May 28, 2009 20:33
For the past couple weeks I have practiced pescetarianism. The primary reason is environmental: meat, especially beef, is highly carbon-intensive. If you want to lessen your carbon footprint, the easiest, most effective way to do so is almost certainly to reduce your meat intake.
A secondary reason is the treatment of animals. To be honest I don't feel this aspect in my bones. The industrialization of animal farming makes evident the sorry lives of animals bred for food, but I rather doubt preindustrial farming was any more humane. On the other hand, the mass production model of animal farming has facilitated providing meat for the poor. Greater choice, easier protein, this is all good stuff. On the other hand (I have as many hands as Tevye), humans don't really need meat; we can get by easily enough with just fruits, veggies, and grain products. And we rich westerners can even go over the top with multivitamins. But my Randian upbringing basic liberalism makes me loath to suggest restricting human consumption on the basis of need.
The real issue animal cruelty presents for me is that I don't want to be caught on the wrong side of history. Meat is delicious. The preparation of meat for human consumption is rich in culture and tradition across tribes. I don't want to lose that. To me, any concept of animal rights is fraught with logical pitfalls and anti-humanistic gotchas (ultimately, the rights of animals, who can't assert their rights and are thus likely to be manipulated as the pawns of questionable advocates, are going to conflict with the rights and welfare of humans). But in the end, the progression of liberal civilization is to expand the sphere of creatures we will not arbitrarily harm. First blacks, then women, foreigners, animals, aliens ... there goes the neighborhood. Wealth and technology facilitate all of this. I'd be willing to bet the hard-inherited fortunes of my descendants that within two hundred years their contemporaries in the rich world who devour animal flesh say, daily, will be ridiculed by the majority for doing so, if it remains legal at all. And I hope it does remain legal. I'm just hedging my moral bets.
One thing I've been thinking about during this experiment is the importance of economic signaling in a utilitarian vegetarianism. Almost all the vegetarians I've known are what I would call discrete vegetarians, or sticklers. They view their vegetarian diet as some inviolable code. And that's their prerogative, but the utility of vegetarianism, of either the environmental or animal welfare variety, is continuous. For the past two years I have eaten much less meat than I did whilst growing up in Oklahoma. Say I ate a quarter as much meat. Then I have reduced my contribution to animal suffering by something like four times. My carbon footprint due to meat is a quarter what it was before. I've still made the world marginally better off. This is where economic signaling comes in: it doesn't matter what you do; it only matters what you signal the market to provide.

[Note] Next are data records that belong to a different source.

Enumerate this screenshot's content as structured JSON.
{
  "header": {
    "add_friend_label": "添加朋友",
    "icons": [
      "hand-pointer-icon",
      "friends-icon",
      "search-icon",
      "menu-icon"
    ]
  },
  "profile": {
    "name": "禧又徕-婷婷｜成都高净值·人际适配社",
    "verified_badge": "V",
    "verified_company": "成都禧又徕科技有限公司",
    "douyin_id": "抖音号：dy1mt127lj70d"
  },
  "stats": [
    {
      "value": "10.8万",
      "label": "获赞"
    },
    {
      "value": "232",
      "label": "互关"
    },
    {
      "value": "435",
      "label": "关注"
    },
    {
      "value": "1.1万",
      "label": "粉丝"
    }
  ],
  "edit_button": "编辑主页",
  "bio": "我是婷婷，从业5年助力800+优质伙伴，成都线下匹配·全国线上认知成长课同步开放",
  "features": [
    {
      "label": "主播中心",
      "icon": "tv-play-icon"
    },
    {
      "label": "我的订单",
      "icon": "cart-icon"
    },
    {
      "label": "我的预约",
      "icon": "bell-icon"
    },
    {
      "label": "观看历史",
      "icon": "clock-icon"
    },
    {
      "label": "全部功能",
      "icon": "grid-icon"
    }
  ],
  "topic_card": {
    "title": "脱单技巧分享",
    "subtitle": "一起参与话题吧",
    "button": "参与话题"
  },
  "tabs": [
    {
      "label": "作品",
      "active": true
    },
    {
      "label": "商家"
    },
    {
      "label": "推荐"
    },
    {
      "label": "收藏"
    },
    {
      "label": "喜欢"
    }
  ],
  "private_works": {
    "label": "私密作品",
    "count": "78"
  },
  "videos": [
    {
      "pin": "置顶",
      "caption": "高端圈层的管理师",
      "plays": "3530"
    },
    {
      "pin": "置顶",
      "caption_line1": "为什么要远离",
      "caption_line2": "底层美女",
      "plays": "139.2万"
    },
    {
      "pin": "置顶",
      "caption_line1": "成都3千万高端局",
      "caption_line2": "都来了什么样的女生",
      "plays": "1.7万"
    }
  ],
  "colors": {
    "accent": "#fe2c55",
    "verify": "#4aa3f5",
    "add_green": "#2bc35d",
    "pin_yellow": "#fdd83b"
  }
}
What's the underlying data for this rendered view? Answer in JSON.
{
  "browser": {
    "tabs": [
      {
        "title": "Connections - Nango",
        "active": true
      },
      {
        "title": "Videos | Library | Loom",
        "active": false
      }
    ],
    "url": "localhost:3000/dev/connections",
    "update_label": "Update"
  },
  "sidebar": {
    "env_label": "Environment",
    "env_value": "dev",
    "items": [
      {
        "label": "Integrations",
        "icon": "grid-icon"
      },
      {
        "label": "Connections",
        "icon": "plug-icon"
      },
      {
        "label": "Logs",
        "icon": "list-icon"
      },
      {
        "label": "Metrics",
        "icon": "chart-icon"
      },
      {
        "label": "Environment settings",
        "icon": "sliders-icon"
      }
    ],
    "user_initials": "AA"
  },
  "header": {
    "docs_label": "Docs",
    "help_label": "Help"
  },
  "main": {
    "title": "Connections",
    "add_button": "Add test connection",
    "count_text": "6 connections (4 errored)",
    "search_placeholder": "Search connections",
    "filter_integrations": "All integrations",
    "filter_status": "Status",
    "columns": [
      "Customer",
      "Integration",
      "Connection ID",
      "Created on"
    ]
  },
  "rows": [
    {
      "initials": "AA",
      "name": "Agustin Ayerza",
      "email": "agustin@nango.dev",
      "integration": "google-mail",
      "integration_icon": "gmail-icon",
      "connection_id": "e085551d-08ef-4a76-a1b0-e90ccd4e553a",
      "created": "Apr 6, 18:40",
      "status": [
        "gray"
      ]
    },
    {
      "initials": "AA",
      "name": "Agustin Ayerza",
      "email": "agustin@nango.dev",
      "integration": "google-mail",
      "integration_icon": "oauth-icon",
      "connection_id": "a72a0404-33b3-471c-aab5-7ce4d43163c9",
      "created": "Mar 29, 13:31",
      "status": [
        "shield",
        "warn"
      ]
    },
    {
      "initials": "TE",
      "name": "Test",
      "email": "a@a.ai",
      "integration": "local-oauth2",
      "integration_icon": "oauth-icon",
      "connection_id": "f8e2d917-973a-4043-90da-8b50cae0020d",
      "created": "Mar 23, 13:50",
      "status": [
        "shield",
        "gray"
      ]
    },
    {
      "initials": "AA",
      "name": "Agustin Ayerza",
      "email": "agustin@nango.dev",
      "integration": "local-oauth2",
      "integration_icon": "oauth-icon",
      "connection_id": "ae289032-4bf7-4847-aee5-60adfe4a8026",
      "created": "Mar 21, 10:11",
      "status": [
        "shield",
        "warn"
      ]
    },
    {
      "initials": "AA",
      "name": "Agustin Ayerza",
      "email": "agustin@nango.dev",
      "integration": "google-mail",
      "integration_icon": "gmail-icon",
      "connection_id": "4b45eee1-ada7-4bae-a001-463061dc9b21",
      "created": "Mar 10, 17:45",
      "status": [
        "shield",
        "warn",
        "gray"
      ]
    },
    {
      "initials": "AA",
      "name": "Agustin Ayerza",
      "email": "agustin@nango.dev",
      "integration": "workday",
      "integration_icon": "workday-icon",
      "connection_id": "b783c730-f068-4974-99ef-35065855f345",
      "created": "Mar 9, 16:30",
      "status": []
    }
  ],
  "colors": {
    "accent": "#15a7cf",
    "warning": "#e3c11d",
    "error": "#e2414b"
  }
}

What I don't understand is the obsessiveness discrete vegetarians have about not eating any meat. Tonight I had a bit of lamb curry my carnivorous girlfriend had at a restaurant. She bought one dish. I had a few bites. She had leftovers to take home. The restaurant didn't register me as a customer who desired lamb. They'll buy more broccoli to blandly wok-fry, but they will not buy more lamb than otherwise. I nibbled some lamb under the radar of the Invisible Hand. Maybe at the margin of margins, there's still some signal I'm emitting as an heretical pescetarian, but I think my point that meat consumption utility is a continuous variable is valid.
Final points. One might also be a vegetarian for health reasons. I'm not sure I buy much of this, although I do think it's probably healthier to eat quite a bit less meat than the average American. I call myself a pescetarian because I still eat sushi. I don't really care about the suffering of fishes, if indeed getting fished is a worse fate than what they suffer otherwise. Wild game, likewise, seems to dodge most of my concerns.